Natalia, Carolina, Ana y yo somos mujeres reales, de las que cada día tenemos que soportar chistes machistas sin que nadie se queje, de las que nos dicen que somos muy masculinas cuando tenemos carácter y hacemos sentir nuestra voz, de las que incomodamos cuando visibilizamos la violencia machista silenciosa, encarnada en los discursos de esta sociedad.
Y somos tan reales como el resto de más de 3.800 millones mujeres del mundo a las que nos dicen niñas por no llamarnos por nuestro nombre, a las que nos hostigan nuestras parejas con llamadas y mensajes constantes para saber donde estamos, a las que desde pequeñas nos hipersexualizan, a las que nos llaman sexo débil, a las que nos toca demostrar con creces que nuestras posiciones profesionales no fueron un simple intercambio sexual.

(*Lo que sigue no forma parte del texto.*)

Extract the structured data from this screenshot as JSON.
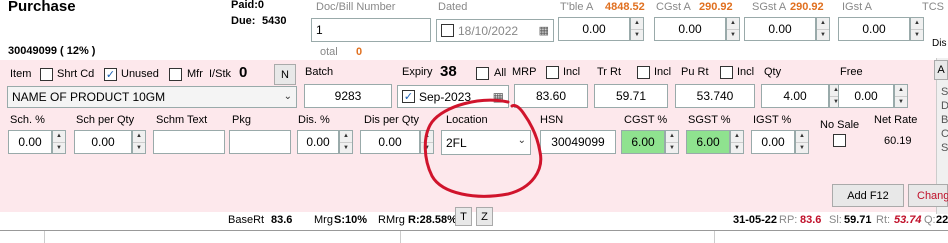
{
  "header": {
    "title": "Purchase",
    "paid_label": "Paid:0",
    "due_label": "Due:",
    "due_value": "5430",
    "invoice_ref": "30049099 ( 12% )",
    "total_label": "otal",
    "total_value": "0"
  },
  "doc": {
    "label": "Doc/Bill Number",
    "value": "1"
  },
  "dated": {
    "label": "Dated",
    "value": "18/10/2022"
  },
  "tax_summary": {
    "tble_label": "T'ble A",
    "tble_value": "4848.52",
    "cgst_label": "CGst A",
    "cgst_value": "290.92",
    "sgst_label": "SGst A",
    "sgst_value": "290.92",
    "igst_label": "IGst A",
    "igst_value": "",
    "tcs_label": "TCS",
    "field_cgst": "0.00",
    "field_sgst": "0.00",
    "field_igst": "0.00",
    "field_tble": "0.00"
  },
  "item_row": {
    "item_label": "Item",
    "shrt_cd": "Shrt Cd",
    "unused": "Unused",
    "mfr": "Mfr",
    "istk": "I/Stk",
    "istk_value": "0",
    "n_btn": "N",
    "product": "NAME OF PRODUCT 10GM",
    "batch_label": "Batch",
    "batch_value": "9283",
    "expiry_label": "Expiry",
    "expiry_count": "38",
    "all_label": "All",
    "expiry_value": "Sep-2023",
    "mrp_label": "MRP",
    "incl": "Incl",
    "mrp_value": "83.60",
    "trrt_label": "Tr Rt",
    "trrt_value": "59.71",
    "purt_label": "Pu Rt",
    "purt_value": "53.740",
    "qty_label": "Qty",
    "qty_value": "4.00",
    "free_label": "Free",
    "free_value": "0.00"
  },
  "scheme_row": {
    "sch_pct_label": "Sch. %",
    "sch_pct_value": "0.00",
    "sch_qty_label": "Sch  per Qty",
    "sch_qty_value": "0.00",
    "schm_text_label": "Schm Text",
    "pkg_label": "Pkg",
    "dis_pct_label": "Dis. %",
    "dis_pct_value": "0.00",
    "dis_qty_label": "Dis per Qty",
    "dis_qty_value": "0.00",
    "location_label": "Location",
    "location_value": "2FL",
    "hsn_label": "HSN",
    "hsn_value": "30049099",
    "cgst_label": "CGST %",
    "cgst_value": "6.00",
    "sgst_label": "SGST %",
    "sgst_value": "6.00",
    "igst_label": "IGST %",
    "igst_value": "0.00",
    "nosale_label": "No Sale",
    "netrate_label": "Net Rate",
    "netrate_value": "60.19"
  },
  "buttons": {
    "add": "Add F12",
    "change": "Chang",
    "t": "T",
    "z": "Z",
    "a": "A",
    "dis": "Dis"
  },
  "footer": {
    "basert_label": "BaseRt",
    "basert_value": "83.6",
    "mrg_label": "Mrg",
    "mrg_value": "S:10%",
    "rmrg_label": "RMrg",
    "rmrg_value": "R:28.58%",
    "date": "31-05-22",
    "rp_label": "RP:",
    "rp_value": "83.6",
    "sl_label": "Sl:",
    "sl_value": "59.71",
    "rt_label": "Rt:",
    "rt_value": "53.74",
    "q_label": "Q:",
    "q_value": "22"
  },
  "side_letters": [
    "S",
    "D",
    "B",
    "C",
    "S"
  ]
}
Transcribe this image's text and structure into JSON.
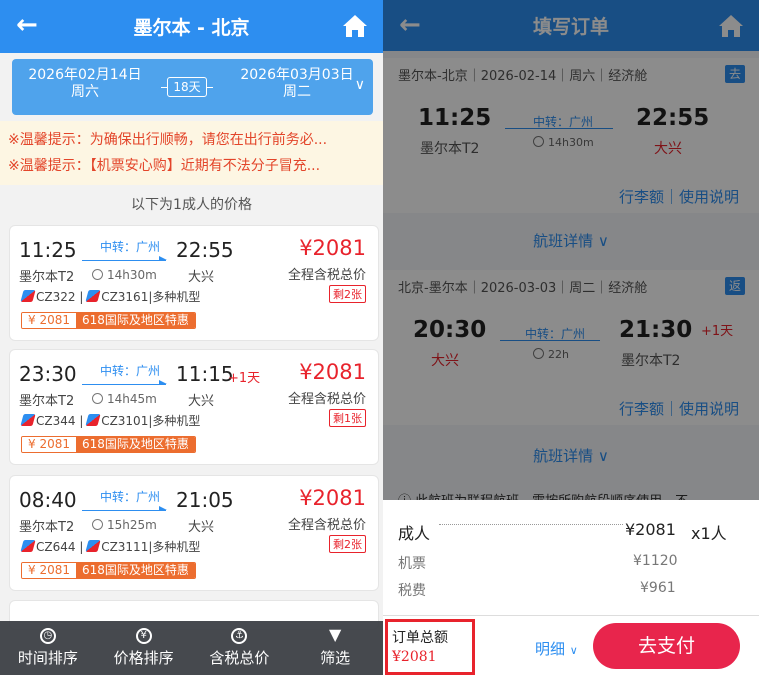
{
  "left": {
    "title": "墨尔本 - 北京",
    "depart_date": "2026年02月14日 周六",
    "return_date": "2026年03月03日 周二",
    "nights": "18天",
    "notices": [
      "※温馨提示：为确保出行顺畅，请您在出行前务必...",
      "※温馨提示：【机票安心购】近期有不法分子冒充..."
    ],
    "price_hint": "以下为1成人的价格",
    "flights": [
      {
        "dep": "11:25",
        "arr": "22:55",
        "via": "中转：广州",
        "dep_ap": "墨尔本T2",
        "arr_ap": "大兴",
        "dur": "14h30m",
        "plus": "",
        "price": "¥2081",
        "total": "全程含税总价",
        "remain": "剩2张",
        "codes": [
          "CZ322",
          "CZ3161"
        ],
        "aircraft": "|多种机型",
        "tag_price": "¥ 2081",
        "tag_text": "618国际及地区特惠"
      },
      {
        "dep": "23:30",
        "arr": "11:15",
        "via": "中转：广州",
        "dep_ap": "墨尔本T2",
        "arr_ap": "大兴",
        "dur": "14h45m",
        "plus": "+1天",
        "price": "¥2081",
        "total": "全程含税总价",
        "remain": "剩1张",
        "codes": [
          "CZ344",
          "CZ3101"
        ],
        "aircraft": "|多种机型",
        "tag_price": "¥ 2081",
        "tag_text": "618国际及地区特惠"
      },
      {
        "dep": "08:40",
        "arr": "21:05",
        "via": "中转：广州",
        "dep_ap": "墨尔本T2",
        "arr_ap": "大兴",
        "dur": "15h25m",
        "plus": "",
        "price": "¥2081",
        "total": "全程含税总价",
        "remain": "剩2张",
        "codes": [
          "CZ644",
          "CZ3111"
        ],
        "aircraft": "|多种机型",
        "tag_price": "¥ 2081",
        "tag_text": "618国际及地区特惠"
      }
    ],
    "nav": [
      {
        "label": "时间排序",
        "icon": "clock-icon"
      },
      {
        "label": "价格排序",
        "icon": "yen-icon"
      },
      {
        "label": "含税总价",
        "icon": "anchor-icon"
      },
      {
        "label": "筛选",
        "icon": "filter-icon"
      }
    ]
  },
  "right": {
    "title": "填写订单",
    "out": {
      "header": "墨尔本-北京｜2026-02-14｜周六｜经济舱",
      "badge": "去",
      "dep": "11:25",
      "arr": "22:55",
      "via": "中转：广州",
      "dur": "14h30m",
      "dep_ap": "墨尔本T2",
      "arr_ap": "大兴",
      "plus": ""
    },
    "ret": {
      "header": "北京-墨尔本｜2026-03-03｜周二｜经济舱",
      "badge": "返",
      "dep": "20:30",
      "arr": "21:30",
      "via": "中转：广州",
      "dur": "22h",
      "dep_ap": "大兴",
      "arr_ap": "墨尔本T2",
      "plus": "+1天"
    },
    "links": "行李额｜使用说明",
    "details": "航班详情",
    "notice": "此航班为联程航班，需按所购航段顺序使用，不",
    "breakdown": {
      "adult_label": "成人",
      "adult_price": "¥2081",
      "adult_qty": "x1人",
      "ticket_label": "机票",
      "ticket_price": "¥1120",
      "tax_label": "税费",
      "tax_price": "¥961"
    },
    "footer": {
      "total_label": "订单总额",
      "total": "¥2081",
      "detail": "明细",
      "pay": "去支付"
    }
  }
}
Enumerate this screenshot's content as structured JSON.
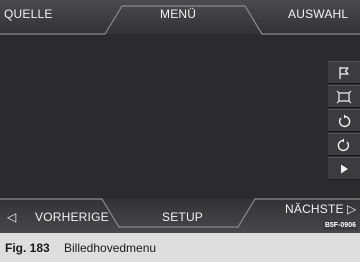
{
  "top_bar": {
    "left_tab": "QUELLE",
    "center_tab": "MENÜ",
    "right_tab": "AUSWAHL"
  },
  "bottom_bar": {
    "left_arrow": "◁",
    "left_tab": "VORHERIGE",
    "center_tab": "SETUP",
    "right_tab": "NÄCHSTE",
    "right_arrow": "▷"
  },
  "side_toolbar": {
    "buttons": [
      {
        "icon": "flag-icon"
      },
      {
        "icon": "fit-frame-icon"
      },
      {
        "icon": "rotate-left-icon"
      },
      {
        "icon": "rotate-right-icon"
      },
      {
        "icon": "play-icon"
      }
    ]
  },
  "image_code": "B5F-0906",
  "caption": {
    "number": "Fig. 183",
    "title": "Billedhovedmenu"
  },
  "colors": {
    "screen_bg": "#2b2b2d",
    "bar_bg": "#404043",
    "bar_line": "#6a6a6d",
    "text": "#f2f2f2",
    "caption_bg": "#dedede"
  }
}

Somos esas mismas quienes, desde que nacemos, estamos sometidas a una violencia constante, profunda y silenciosa. Una violencia de la que nadie se hace cargo, de la que pocos se hacen conscientes. Una violencia sin golpes, sin sangre, pero con daño; con un daño que se nos va haciendo pesado mientras crecemos, que nos cala el alma y nos hace complejo el mero hecho de existir.
*Los nombres de las protagonistas fueron modificados para proteger su identidad.